– Кажется, я знаю, кто нужен, – пробурчал дотоле молчавший
нищий с бельмом на глазу. – Живут тут неподалеку, через два дома,
пятеро, среди них баба. А вчерась к ним еще один гость
пожаловал. Наши бы их с удовольствием пощекотали, да приказ
даден: ни в коем разе не трогать.
– Кем даден? – спросил Лигрель.
– Э, мил человек, о таких вещах здесь говорить не принято.
Большой человек приказал. Кто знает, тот поймет. Тут его все
слушаются, – пояснил нищий.
– Значит, через два дома, – прервал я. – Покажете где?
– Гони еще медяк, покажу, – вызвался он.
– Получай. – Я высыпал в приготовленную горсть деньги.
Сменив хозяина, они жалобно звякнули, будто сетуя на
жизнь.
Нищий тщательно пересчитал мелочь, потом раздал улов между
остальными попрошайками, отсыпав, правда, львиную долю себе в
карман.
– Только будьте осторожней, – предупредил он. – Там люди
сурьезные, шутковать не будут. Чиркнут ножом по шее, и голова в
кустах окажется.
– Мы тоже не лыком шиты, – откликнулся я. – Веди!
Нищий, покряхтывая, привстал с котомки и побрел неторопливыми
шажками. Мы дышали ему в затылок. Сердце тревожно заныло. Я
вроде бы не склонен к авантюризму, однако сейчас добровольно
лез головой в петлю. Скажи об этом кто раньше – рассмеялся бы
прямо в лицо, честное слово! Наверное, виной всему моя
ответственность. Я с ранних лет привык взваливать на себя
кучу обязанностей, это даже выработалось в дурацкую привычку.

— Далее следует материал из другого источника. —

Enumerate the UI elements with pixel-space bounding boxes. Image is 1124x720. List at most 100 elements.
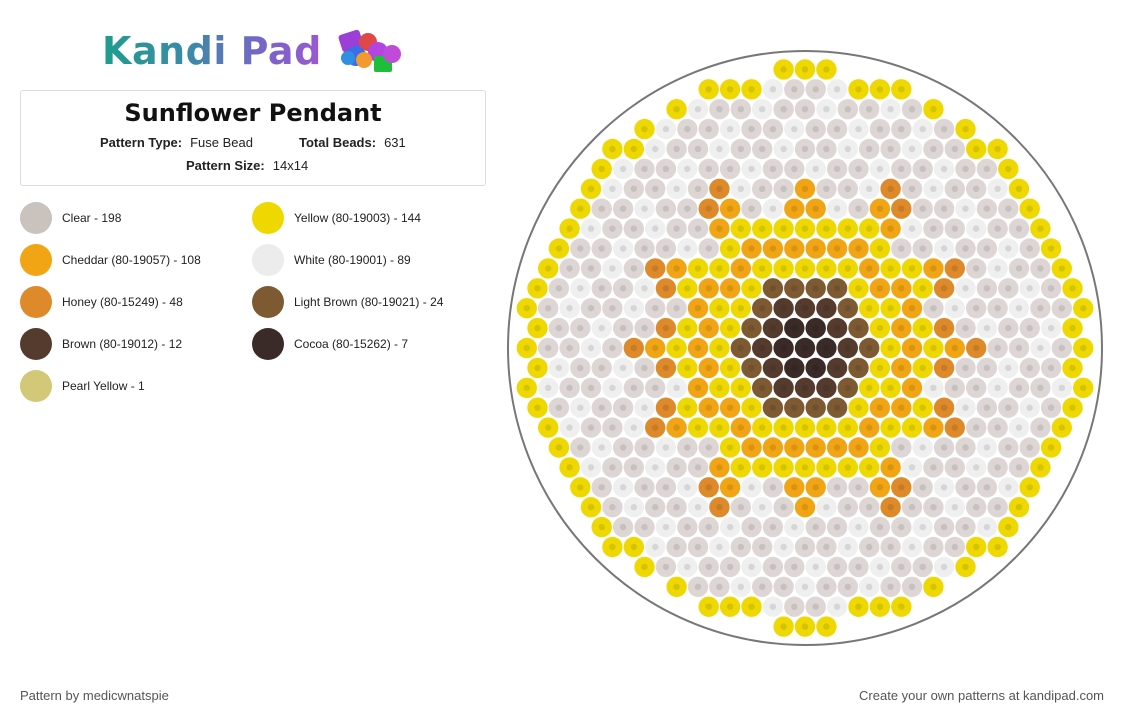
bead <box>955 397 976 418</box>
bead-hole <box>759 543 766 551</box>
bead-hole <box>1058 344 1065 352</box>
bead <box>687 99 709 120</box>
bead <box>773 178 794 199</box>
logo-text: Kandi Pad <box>102 29 322 73</box>
bead <box>719 118 741 140</box>
bead-hole <box>823 185 830 192</box>
bead <box>1073 298 1094 319</box>
bead <box>998 437 1019 458</box>
bead <box>880 218 901 239</box>
bead <box>677 477 698 498</box>
bead <box>784 198 805 219</box>
bead <box>923 298 944 319</box>
bead-hole <box>951 265 958 272</box>
bead-hole <box>716 504 723 511</box>
bead-hole <box>994 344 1001 352</box>
bead <box>901 377 923 398</box>
bead <box>1062 357 1083 379</box>
bead <box>784 596 805 617</box>
bead <box>869 158 891 180</box>
bead-hole <box>823 305 830 312</box>
bead <box>741 317 762 339</box>
bead-hole <box>844 504 851 511</box>
bead <box>955 198 976 219</box>
bead-hole <box>630 265 637 272</box>
bead-hole <box>652 344 659 352</box>
bead <box>933 317 955 339</box>
bead-hole <box>855 563 862 571</box>
bead-hole <box>726 523 734 531</box>
bead <box>891 158 912 180</box>
legend-item-white: White (80-19001) - 89 <box>252 244 411 276</box>
bead-hole <box>887 583 894 590</box>
create-patterns-link[interactable]: Create your own patterns at kandipad.com <box>859 688 1104 703</box>
bead <box>548 317 570 339</box>
kandipad-logo[interactable]: Kandi Pad <box>102 28 406 74</box>
pattern-author[interactable]: Pattern by medicwnatspie <box>20 688 169 703</box>
bead-hole <box>769 245 777 252</box>
bead <box>773 337 794 359</box>
bead-hole <box>630 145 637 153</box>
bead <box>698 556 719 578</box>
bead-hole <box>641 364 648 372</box>
bead <box>730 377 751 398</box>
bead-hole <box>812 324 819 332</box>
bead <box>612 317 634 339</box>
bead <box>859 218 880 239</box>
bead-hole <box>1037 344 1044 352</box>
bead <box>623 337 644 359</box>
bead-hole <box>577 444 584 451</box>
bead-hole <box>833 484 841 491</box>
bead <box>891 477 912 498</box>
color-swatch <box>20 370 52 402</box>
legend-item-light-brown: Light Brown (80-19021) - 24 <box>252 286 443 318</box>
bead-hole <box>780 504 787 511</box>
bead-hole <box>973 145 980 153</box>
bead <box>612 437 634 458</box>
bead <box>752 258 773 279</box>
bead-hole <box>1005 404 1012 411</box>
bead <box>773 576 794 597</box>
legend-label: Clear - 198 <box>62 211 122 225</box>
bead-hole <box>748 364 755 372</box>
bead <box>687 377 709 398</box>
bead-hole <box>866 424 873 431</box>
bead <box>752 497 773 518</box>
bead <box>719 278 741 299</box>
bead-hole <box>973 424 980 431</box>
bead <box>837 457 858 478</box>
bead-hole <box>555 245 563 252</box>
bead-hole <box>973 344 980 352</box>
bead <box>794 337 816 359</box>
bead <box>570 278 591 299</box>
bead <box>655 158 677 180</box>
bead <box>666 536 687 558</box>
bead-hole <box>791 563 798 571</box>
bead-hole <box>898 205 905 212</box>
bead-hole <box>748 404 755 411</box>
bead <box>762 596 784 617</box>
bead-hole <box>652 225 659 232</box>
bead-hole <box>726 205 734 212</box>
bead-hole <box>555 364 563 372</box>
bead <box>891 556 912 578</box>
bead <box>762 437 784 458</box>
bead-hole <box>577 404 584 411</box>
bead <box>859 99 880 120</box>
bead-hole <box>887 344 894 352</box>
bead-hole <box>1026 364 1033 372</box>
color-swatch <box>20 244 52 276</box>
bead-hole <box>662 484 670 491</box>
bead-hole <box>641 205 648 212</box>
bead <box>794 536 816 558</box>
bead <box>655 397 677 418</box>
bead <box>826 317 848 339</box>
bead-hole <box>951 344 958 352</box>
bead-hole <box>1058 305 1065 312</box>
bead <box>762 477 784 498</box>
bead-hole <box>983 404 991 411</box>
bead <box>944 218 965 239</box>
bead-hole <box>812 404 819 411</box>
bead-hole <box>1069 404 1076 411</box>
bead <box>623 457 644 478</box>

Впрочем, чего зря сетовать. Сделанного не воротишь. Раз
вызвался спасать мир, не жалуйся – никто за язык не тянул, не
упрашивал, награды не обещал.
В голову лезла разная ерунда. Вспоминалось детство, проведенное
почти на таких же полуразрушенных улицах, но даже в самый
лютый мороз они казались гораздо теплее стен сиротского
приюта, в который меня определили практически сразу после
рождения. Редкий день обходился без того, чтобы кто-то из
детей не получил порцию розог или не провел несколько часов, стоя
коленями на сухом горохе. С тех пор я возненавидел казенные
костюмчики серо-мышиного цвета, полные издевки глаза
воспитателей, срывавших на нас плохое настроение, и баланду,
похожую на тюремную похлебку, разве что порой в ней по большим
праздникам плавали маленькие кусочки мяса.
Попрошайка остановился. Впалые щеки болезненно задергались.